O órgão regulador preocupou-se em destacar a necessidade de observância da Resolução CVM 44 que trata sobre a divulgação de informações sobre ato ou fato relevante, bem como, quanto a observância dos CPC 24 – Evento Subsequente e CPC 25 – Provisões, Passivos Contingentes e Ativos Contingentes.
Especificamente quanto ao CPC 24, destaca-se o seu item 24.9, abaixo reproduzido:
“A seguir são apresentados exemplos de eventos subsequentes ao período contábil a que se referem as demonstrações contábeis que exigem que a entidade ajuste os valores reconhecidos em suas demonstrações ou reconheça itens que não tenham sido previamente reconhecidos: (a) decisão ou pagamento em processo judicial após o final do período contábil a que se referem as demonstrações contábeis, confirmando que a entidade já tinha a obrigação presente ao final daquele período contábil. A entidade deve ajustar qualquer provisão relacionada ao processo anteriormente reconhecida de acordo com o CPC 25 – Provisões, Passivos Contingentes e Ativos Contingentes ou registrar nova provisão. A entidade não divulga meramente um passivo contingente porque a decisão proporciona provas adicionais que seriam consideradas de acordo com o item 16 do CPC 25; (…)”
Dessa forma, as entidades devem considerar a decisão do STF quando da elaboração e aprovação das demonstrações contábeis para fins de reconhecimento, mensuração e divulgação de suas provisões para riscos tributários e/ou tratamentos fiscais incertos no encerramento do exercício.
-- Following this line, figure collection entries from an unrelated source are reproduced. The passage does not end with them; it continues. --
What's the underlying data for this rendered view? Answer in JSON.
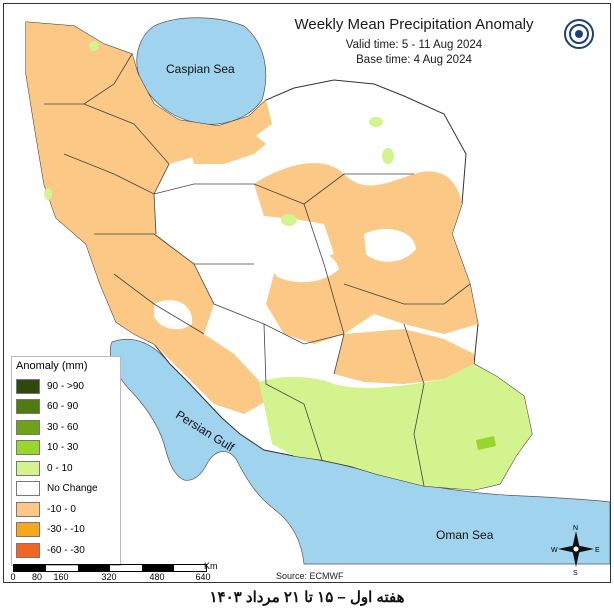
{
  "header": {
    "title": "Weekly Mean Precipitation Anomaly",
    "valid_time": "Valid time: 5 - 11 Aug 2024",
    "base_time": "Base time: 4 Aug 2024"
  },
  "map": {
    "labels": {
      "caspian": "Caspian Sea",
      "persian_gulf": "Persian Gulf",
      "oman_sea": "Oman Sea"
    },
    "colors": {
      "sea": "#9fd3ee",
      "no_change": "#ffffff",
      "neg_10_0": "#fbc885",
      "pos_0_10": "#d3f38f",
      "pos_10_30": "#98d62b"
    }
  },
  "legend": {
    "title": "Anomaly (mm)",
    "items": [
      {
        "label": "90 - >90",
        "color": "#2d4a0b"
      },
      {
        "label": "60 - 90",
        "color": "#4f7b10"
      },
      {
        "label": "30 - 60",
        "color": "#6fa317"
      },
      {
        "label": "10 - 30",
        "color": "#98d62b"
      },
      {
        "label": "0 - 10",
        "color": "#d3f38f"
      },
      {
        "label": "No Change",
        "color": "#ffffff"
      },
      {
        "label": "-10 - 0",
        "color": "#fbc885"
      },
      {
        "label": "-30 - -10",
        "color": "#f6a71c"
      },
      {
        "label": "-60 - -30",
        "color": "#f26522"
      }
    ]
  },
  "scale": {
    "ticks": [
      "0",
      "80",
      "160",
      "320",
      "480",
      "640"
    ],
    "unit": "Km"
  },
  "source": "Source: ECMWF",
  "compass": {
    "n": "N",
    "s": "S",
    "e": "E",
    "w": "W"
  },
  "footer": "هفته اول – ۱۵ تا ۲۱ مرداد ۱۴۰۳"
}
Vejam que ainda que a decisão do STF tenha ocorrido em 2023, as empresas deverão avaliar reconhecer seus efeitos ainda em 2022, caso ainda não tenham divulgado as respectivas demonstrações financeiras.
Evidentemente que a avaliação de reconhecer ou não uma provisão relacionada aos efeitos da CSLL deve levar em conta a opinião dos assessores jurídicos quanto à chance de um efetivo desembolso em decorrência da decisão do STF.
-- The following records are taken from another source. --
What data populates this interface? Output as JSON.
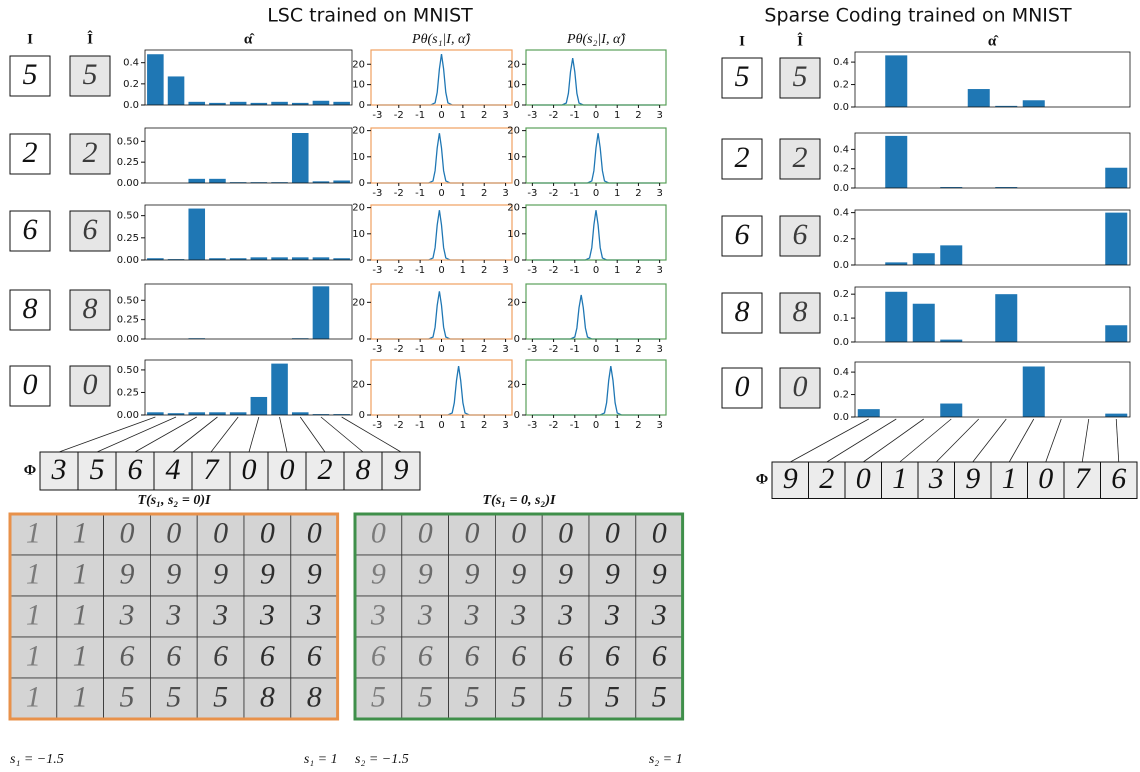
{
  "lsc": {
    "title": "LSC trained on MNIST",
    "headers": {
      "input": "I",
      "recon": "Î",
      "alpha": "α̂",
      "p1": "Pθ(s₁|I, α̂)",
      "p2": "Pθ(s₂|I, α̂)"
    },
    "inputs": [
      "5",
      "2",
      "6",
      "8",
      "0"
    ],
    "recons": [
      "5",
      "2",
      "6",
      "8",
      "0"
    ],
    "phi_label": "Φ",
    "phi": [
      "3",
      "5",
      "6",
      "4",
      "7",
      "0",
      "0",
      "2",
      "8",
      "9"
    ]
  },
  "sc": {
    "title": "Sparse Coding trained on MNIST",
    "headers": {
      "input": "I",
      "recon": "Î",
      "alpha": "α̂"
    },
    "inputs": [
      "5",
      "2",
      "6",
      "8",
      "0"
    ],
    "recons": [
      "5",
      "2",
      "6",
      "8",
      "0"
    ],
    "phi_label": "Φ",
    "phi": [
      "9",
      "2",
      "0",
      "1",
      "3",
      "9",
      "1",
      "0",
      "7",
      "6"
    ]
  },
  "transforms": [
    {
      "title": "T(s₁, s₂ = 0)I",
      "min_label": "s₁ = −1.5",
      "max_label": "s₁ = 1",
      "color": "#e8914a",
      "rows": [
        [
          "1",
          "1",
          "0",
          "0",
          "0",
          "0",
          "0"
        ],
        [
          "1",
          "1",
          "9",
          "9",
          "9",
          "9",
          "9"
        ],
        [
          "1",
          "1",
          "3",
          "3",
          "3",
          "3",
          "3"
        ],
        [
          "1",
          "1",
          "6",
          "6",
          "6",
          "6",
          "6"
        ],
        [
          "1",
          "1",
          "5",
          "5",
          "5",
          "8",
          "8"
        ]
      ]
    },
    {
      "title": "T(s₁ = 0, s₂)I",
      "min_label": "s₂ = −1.5",
      "max_label": "s₂ = 1",
      "color": "#3f8f4a",
      "rows": [
        [
          "0",
          "0",
          "0",
          "0",
          "0",
          "0",
          "0"
        ],
        [
          "9",
          "9",
          "9",
          "9",
          "9",
          "9",
          "9"
        ],
        [
          "3",
          "3",
          "3",
          "3",
          "3",
          "3",
          "3"
        ],
        [
          "6",
          "6",
          "6",
          "6",
          "6",
          "6",
          "6"
        ],
        [
          "5",
          "5",
          "5",
          "5",
          "5",
          "5",
          "5"
        ]
      ]
    }
  ],
  "chart_data": [
    {
      "type": "bar",
      "color": "#1f77b4",
      "values": [
        0.48,
        0.27,
        0.03,
        0.02,
        0.03,
        0.02,
        0.03,
        0.02,
        0.04,
        0.03
      ],
      "ylim": [
        0,
        0.52
      ],
      "yticks": [
        {
          "value": 0,
          "label": "0.0"
        },
        {
          "value": 0.2,
          "label": "0.2"
        },
        {
          "value": 0.4,
          "label": "0.4"
        }
      ]
    },
    {
      "type": "bar",
      "color": "#1f77b4",
      "values": [
        0,
        0,
        0.05,
        0.05,
        0.01,
        0.01,
        0.01,
        0.6,
        0.02,
        0.03
      ],
      "ylim": [
        0,
        0.66
      ],
      "yticks": [
        {
          "value": 0,
          "label": "0.00"
        },
        {
          "value": 0.25,
          "label": "0.25"
        },
        {
          "value": 0.5,
          "label": "0.50"
        }
      ]
    },
    {
      "type": "bar",
      "color": "#1f77b4",
      "values": [
        0.02,
        0.01,
        0.58,
        0.02,
        0.02,
        0.03,
        0.03,
        0.03,
        0.03,
        0.02
      ],
      "ylim": [
        0,
        0.62
      ],
      "yticks": [
        {
          "value": 0,
          "label": "0.00"
        },
        {
          "value": 0.25,
          "label": "0.25"
        },
        {
          "value": 0.5,
          "label": "0.50"
        }
      ]
    },
    {
      "type": "bar",
      "color": "#1f77b4",
      "values": [
        0,
        0,
        0.01,
        0,
        0,
        0,
        0,
        0.01,
        0.68,
        0
      ],
      "ylim": [
        0,
        0.71
      ],
      "yticks": [
        {
          "value": 0,
          "label": "0.00"
        },
        {
          "value": 0.25,
          "label": "0.25"
        },
        {
          "value": 0.5,
          "label": "0.50"
        }
      ]
    },
    {
      "type": "bar",
      "color": "#1f77b4",
      "values": [
        0.03,
        0.02,
        0.03,
        0.03,
        0.03,
        0.2,
        0.57,
        0.03,
        0.01,
        0.01
      ],
      "ylim": [
        0,
        0.61
      ],
      "yticks": [
        {
          "value": 0,
          "label": "0.00"
        },
        {
          "value": 0.25,
          "label": "0.25"
        },
        {
          "value": 0.5,
          "label": "0.50"
        }
      ]
    },
    {
      "type": "line",
      "color": "#1f77b4",
      "frame_color": "#f0a060",
      "x": [
        -3,
        -0.5,
        -0.3,
        -0.2,
        -0.1,
        0,
        0.1,
        0.2,
        0.3,
        0.5,
        3
      ],
      "values": [
        0,
        0,
        1.1,
        6.2,
        17.7,
        25,
        17.7,
        6.2,
        1.1,
        0,
        0
      ],
      "xlim": [
        -3.3,
        3.3
      ],
      "ylim": [
        0,
        27
      ],
      "xticks": [
        -3,
        -2,
        -1,
        0,
        1,
        2,
        3
      ],
      "yticks": [
        0,
        10,
        20
      ]
    },
    {
      "type": "line",
      "color": "#1f77b4",
      "frame_color": "#f0a060",
      "x": [
        -3,
        -0.6,
        -0.4,
        -0.3,
        -0.2,
        -0.1,
        0,
        0.1,
        0.2,
        0.4,
        3
      ],
      "values": [
        0,
        0,
        0.8,
        4.7,
        13.4,
        19,
        13.4,
        4.7,
        0.8,
        0,
        0
      ],
      "xlim": [
        -3.3,
        3.3
      ],
      "ylim": [
        0,
        21
      ],
      "xticks": [
        -3,
        -2,
        -1,
        0,
        1,
        2,
        3
      ],
      "yticks": [
        0,
        10,
        20
      ]
    },
    {
      "type": "line",
      "color": "#1f77b4",
      "frame_color": "#f0a060",
      "x": [
        -3,
        -0.6,
        -0.4,
        -0.3,
        -0.2,
        -0.1,
        0,
        0.1,
        0.2,
        0.4,
        3
      ],
      "values": [
        0,
        0,
        0.8,
        4.7,
        13.4,
        19,
        13.4,
        4.7,
        0.8,
        0,
        0
      ],
      "xlim": [
        -3.3,
        3.3
      ],
      "ylim": [
        0,
        21
      ],
      "xticks": [
        -3,
        -2,
        -1,
        0,
        1,
        2,
        3
      ],
      "yticks": [
        0,
        10,
        20
      ]
    },
    {
      "type": "line",
      "color": "#1f77b4",
      "frame_color": "#f0a060",
      "x": [
        -3,
        -0.6,
        -0.4,
        -0.3,
        -0.2,
        -0.1,
        0,
        0.1,
        0.2,
        0.4,
        3
      ],
      "values": [
        0,
        0,
        1.1,
        6.5,
        18.4,
        26,
        18.4,
        6.5,
        1.1,
        0,
        0
      ],
      "xlim": [
        -3.3,
        3.3
      ],
      "ylim": [
        0,
        30
      ],
      "xticks": [
        -3,
        -2,
        -1,
        0,
        1,
        2,
        3
      ],
      "yticks": [
        0,
        20
      ]
    },
    {
      "type": "line",
      "color": "#1f77b4",
      "frame_color": "#f0a060",
      "x": [
        -3,
        0.3,
        0.5,
        0.6,
        0.7,
        0.8,
        0.9,
        1,
        1.1,
        1.3,
        3
      ],
      "values": [
        0,
        0,
        1.4,
        8,
        22.6,
        32,
        22.6,
        8,
        1.4,
        0,
        0
      ],
      "xlim": [
        -3.3,
        3.3
      ],
      "ylim": [
        0,
        36
      ],
      "xticks": [
        -3,
        -2,
        -1,
        0,
        1,
        2,
        3
      ],
      "yticks": [
        0,
        20
      ]
    },
    {
      "type": "line",
      "color": "#1f77b4",
      "frame_color": "#5aa05a",
      "x": [
        -3,
        -1.6,
        -1.4,
        -1.3,
        -1.2,
        -1.1,
        -1,
        -0.9,
        -0.8,
        -0.6,
        3
      ],
      "values": [
        0,
        0,
        1,
        5.7,
        16.3,
        23,
        16.3,
        5.7,
        1,
        0,
        0
      ],
      "xlim": [
        -3.3,
        3.3
      ],
      "ylim": [
        0,
        27
      ],
      "xticks": [
        -3,
        -2,
        -1,
        0,
        1,
        2,
        3
      ],
      "yticks": [
        0,
        10,
        20
      ]
    },
    {
      "type": "line",
      "color": "#1f77b4",
      "frame_color": "#5aa05a",
      "x": [
        -3,
        -0.4,
        -0.2,
        -0.1,
        0,
        0.1,
        0.2,
        0.3,
        0.4,
        0.6,
        3
      ],
      "values": [
        0,
        0,
        0.8,
        4.7,
        13.4,
        19,
        13.4,
        4.7,
        0.8,
        0,
        0
      ],
      "xlim": [
        -3.3,
        3.3
      ],
      "ylim": [
        0,
        21
      ],
      "xticks": [
        -3,
        -2,
        -1,
        0,
        1,
        2,
        3
      ],
      "yticks": [
        0,
        10,
        20
      ]
    },
    {
      "type": "line",
      "color": "#1f77b4",
      "frame_color": "#5aa05a",
      "x": [
        -3,
        -0.5,
        -0.3,
        -0.2,
        -0.1,
        0,
        0.1,
        0.2,
        0.3,
        0.5,
        3
      ],
      "values": [
        0,
        0,
        0.8,
        4.7,
        13.4,
        19,
        13.4,
        4.7,
        0.8,
        0,
        0
      ],
      "xlim": [
        -3.3,
        3.3
      ],
      "ylim": [
        0,
        21
      ],
      "xticks": [
        -3,
        -2,
        -1,
        0,
        1,
        2,
        3
      ],
      "yticks": [
        0,
        10,
        20
      ]
    },
    {
      "type": "line",
      "color": "#1f77b4",
      "frame_color": "#5aa05a",
      "x": [
        -3,
        -1.2,
        -1,
        -0.9,
        -0.8,
        -0.7,
        -0.6,
        -0.5,
        -0.4,
        -0.2,
        3
      ],
      "values": [
        0,
        0,
        1.1,
        6,
        17,
        24,
        17,
        6,
        1.1,
        0,
        0
      ],
      "xlim": [
        -3.3,
        3.3
      ],
      "ylim": [
        0,
        30
      ],
      "xticks": [
        -3,
        -2,
        -1,
        0,
        1,
        2,
        3
      ],
      "yticks": [
        0,
        20
      ]
    },
    {
      "type": "line",
      "color": "#1f77b4",
      "frame_color": "#5aa05a",
      "x": [
        -3,
        0.2,
        0.4,
        0.5,
        0.6,
        0.7,
        0.8,
        0.9,
        1,
        1.2,
        3
      ],
      "values": [
        0,
        0,
        1.4,
        8,
        22.6,
        32,
        22.6,
        8,
        1.4,
        0,
        0
      ],
      "xlim": [
        -3.3,
        3.3
      ],
      "ylim": [
        0,
        36
      ],
      "xticks": [
        -3,
        -2,
        -1,
        0,
        1,
        2,
        3
      ],
      "yticks": [
        0,
        20
      ]
    },
    {
      "type": "bar",
      "color": "#1f77b4",
      "values": [
        0,
        0.46,
        0,
        0,
        0.16,
        0.01,
        0.06,
        0,
        0,
        0
      ],
      "ylim": [
        0,
        0.49
      ],
      "yticks": [
        {
          "value": 0,
          "label": "0.0"
        },
        {
          "value": 0.2,
          "label": "0.2"
        },
        {
          "value": 0.4,
          "label": "0.4"
        }
      ]
    },
    {
      "type": "bar",
      "color": "#1f77b4",
      "values": [
        0,
        0.54,
        0,
        0.01,
        0,
        0.01,
        0,
        0,
        0,
        0.21
      ],
      "ylim": [
        0,
        0.57
      ],
      "yticks": [
        {
          "value": 0,
          "label": "0.0"
        },
        {
          "value": 0.2,
          "label": "0.2"
        },
        {
          "value": 0.4,
          "label": "0.4"
        }
      ]
    },
    {
      "type": "bar",
      "color": "#1f77b4",
      "values": [
        0,
        0.02,
        0.09,
        0.15,
        0,
        0,
        0,
        0,
        0,
        0.4
      ],
      "ylim": [
        0,
        0.42
      ],
      "yticks": [
        {
          "value": 0,
          "label": "0.0"
        },
        {
          "value": 0.2,
          "label": "0.2"
        },
        {
          "value": 0.4,
          "label": "0.4"
        }
      ]
    },
    {
      "type": "bar",
      "color": "#1f77b4",
      "values": [
        0,
        0.21,
        0.16,
        0.01,
        0,
        0.2,
        0,
        0,
        0,
        0.07
      ],
      "ylim": [
        0,
        0.23
      ],
      "yticks": [
        {
          "value": 0,
          "label": "0.0"
        },
        {
          "value": 0.1,
          "label": "0.1"
        },
        {
          "value": 0.2,
          "label": "0.2"
        }
      ]
    },
    {
      "type": "bar",
      "color": "#1f77b4",
      "values": [
        0.07,
        0,
        0,
        0.12,
        0,
        0,
        0.45,
        0,
        0,
        0.03
      ],
      "ylim": [
        0,
        0.49
      ],
      "yticks": [
        {
          "value": 0,
          "label": "0.0"
        },
        {
          "value": 0.2,
          "label": "0.2"
        },
        {
          "value": 0.4,
          "label": "0.4"
        }
      ]
    }
  ]
}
Nesse ponto não vejo que tenhamos um consenso no meio jurídico, ao contrário, vejo uma clara dificuldade em opinar devido à falta de publicação do Acórdão e também quanto ao posicionamento do STF frente a prováveis embargos de declaração.
Nesse contexto, respeitadas as avaliações de cada caso, penso que o cenário não está claro o suficiente para tornar indiscutível a necessidade de registro contábil de provisões, pois além da questão jurídica que depende do conhecimento do teor do Acórdão e julgamento sobre provável embargos de execução há, ainda, possível dificuldade em determinação de imediato e com confiabilidade dos valores envolvidos.
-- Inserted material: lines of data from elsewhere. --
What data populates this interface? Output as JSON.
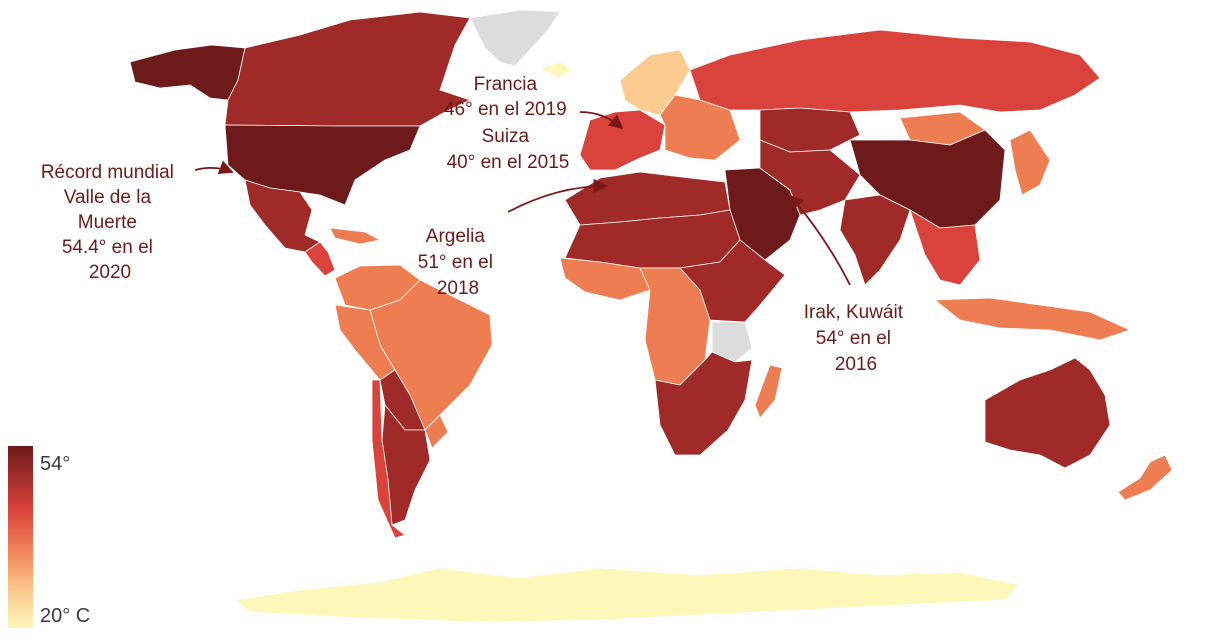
{
  "colors": {
    "scale_max": "#6e1a1a",
    "scale_high": "#a02a27",
    "scale_mid_high": "#d9433b",
    "scale_mid": "#ee7d52",
    "scale_low": "#fbcb8f",
    "scale_min": "#fdf7b9",
    "no_data": "#dcdcdc",
    "annotation": "#6e1a1a"
  },
  "legend": {
    "max_label": "54°",
    "min_label": "20° C"
  },
  "annotations": {
    "usa": {
      "lines": [
        "Récord mundial",
        "Valle de la",
        "Muerte",
        "54.4° en el",
        "2020"
      ]
    },
    "france": {
      "lines": [
        "Francia",
        "46° en el 2019",
        "Suiza",
        "40° en el 2015"
      ]
    },
    "algeria": {
      "lines": [
        "Argelia",
        "51° en el",
        "2018"
      ]
    },
    "iraq": {
      "lines": [
        "Irak, Kuwáit",
        "54° en el",
        "2016"
      ]
    }
  },
  "regions": [
    {
      "name": "alaska",
      "color_key": "scale_max"
    },
    {
      "name": "canada",
      "color_key": "scale_high"
    },
    {
      "name": "greenland",
      "color_key": "no_data"
    },
    {
      "name": "usa",
      "color_key": "scale_max"
    },
    {
      "name": "mexico",
      "color_key": "scale_high"
    },
    {
      "name": "central-america",
      "color_key": "scale_mid_high"
    },
    {
      "name": "caribbean",
      "color_key": "scale_mid"
    },
    {
      "name": "venezuela-colombia",
      "color_key": "scale_mid"
    },
    {
      "name": "brazil",
      "color_key": "scale_mid"
    },
    {
      "name": "peru-ecuador",
      "color_key": "scale_mid"
    },
    {
      "name": "bolivia-paraguay",
      "color_key": "scale_high"
    },
    {
      "name": "argentina",
      "color_key": "scale_high"
    },
    {
      "name": "chile",
      "color_key": "scale_mid_high"
    },
    {
      "name": "uruguay",
      "color_key": "scale_mid"
    },
    {
      "name": "iceland",
      "color_key": "scale_min"
    },
    {
      "name": "scandinavia",
      "color_key": "scale_low"
    },
    {
      "name": "western-europe",
      "color_key": "scale_mid_high"
    },
    {
      "name": "eastern-europe",
      "color_key": "scale_mid"
    },
    {
      "name": "russia",
      "color_key": "scale_mid_high"
    },
    {
      "name": "kazakhstan",
      "color_key": "scale_high"
    },
    {
      "name": "mongolia",
      "color_key": "scale_mid"
    },
    {
      "name": "china",
      "color_key": "scale_max"
    },
    {
      "name": "middle-east",
      "color_key": "scale_max"
    },
    {
      "name": "iran-central-asia",
      "color_key": "scale_high"
    },
    {
      "name": "india",
      "color_key": "scale_high"
    },
    {
      "name": "southeast-asia",
      "color_key": "scale_mid_high"
    },
    {
      "name": "japan-korea",
      "color_key": "scale_mid"
    },
    {
      "name": "indonesia",
      "color_key": "scale_mid"
    },
    {
      "name": "north-africa",
      "color_key": "scale_high"
    },
    {
      "name": "sahel",
      "color_key": "scale_high"
    },
    {
      "name": "west-africa",
      "color_key": "scale_mid"
    },
    {
      "name": "central-africa",
      "color_key": "scale_mid"
    },
    {
      "name": "east-africa",
      "color_key": "scale_high"
    },
    {
      "name": "tanzania",
      "color_key": "no_data"
    },
    {
      "name": "southern-africa",
      "color_key": "scale_high"
    },
    {
      "name": "madagascar",
      "color_key": "scale_mid"
    },
    {
      "name": "australia",
      "color_key": "scale_high"
    },
    {
      "name": "new-zealand",
      "color_key": "scale_mid"
    },
    {
      "name": "antarctica",
      "color_key": "scale_min"
    }
  ]
}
Não posso deixar de registrar que ao longo desses dias ocorreram muitas manifestações sobre o assunto, mas a que mais chamou a atenção foi a do Ministro Luiz Fux: “A decisão destruiu a coisa julgada e criou a maior surpresa fiscal para os contribuintes. Foi uma decisão genérica que se aplica a todos os tributos, com consequências desastrosas. O contribuinte que tem uma decisão favorável julgada há mais de dez anos não poderá mais dormir com tranquilidade com essa decisão”.
Podemos considerar que estamos diante de mais um capítulo e, talvez, um dos mais relevantes da chamada insegurança jurídica, a qual está submetida nosso País.
Nesse sentido, o posicionamento do STF levanta preocupação para outras situações de repercussão geral discutidas pelo próprio STF em sentido contrário aos contribuintes, como é o caso dos exemplos mencionados pelo IBRACON em sua Circular: (i) certos processos que envolvem a exclusão do ICMS na base do PIS e COFINS impetrados após março de 2017; (ii) IPI na revenda de produtos importados (Tema 906); (iii) contribuição previdenciária sobre 1/3 de férias (Tema 985); iv) CSLL na exportação (Tema 8); e (v) COFINS sobre prestação de serviço legalmente regulamentado (Tema 71).
Assim, chamamos a atenção dos contribuintes para a importância de revisitarem seus processos judiciais tributários, para avaliar riscos da aplicação do entendimento do STF prejudicar teses em que julgavam estar protegidos pela coisa julgada.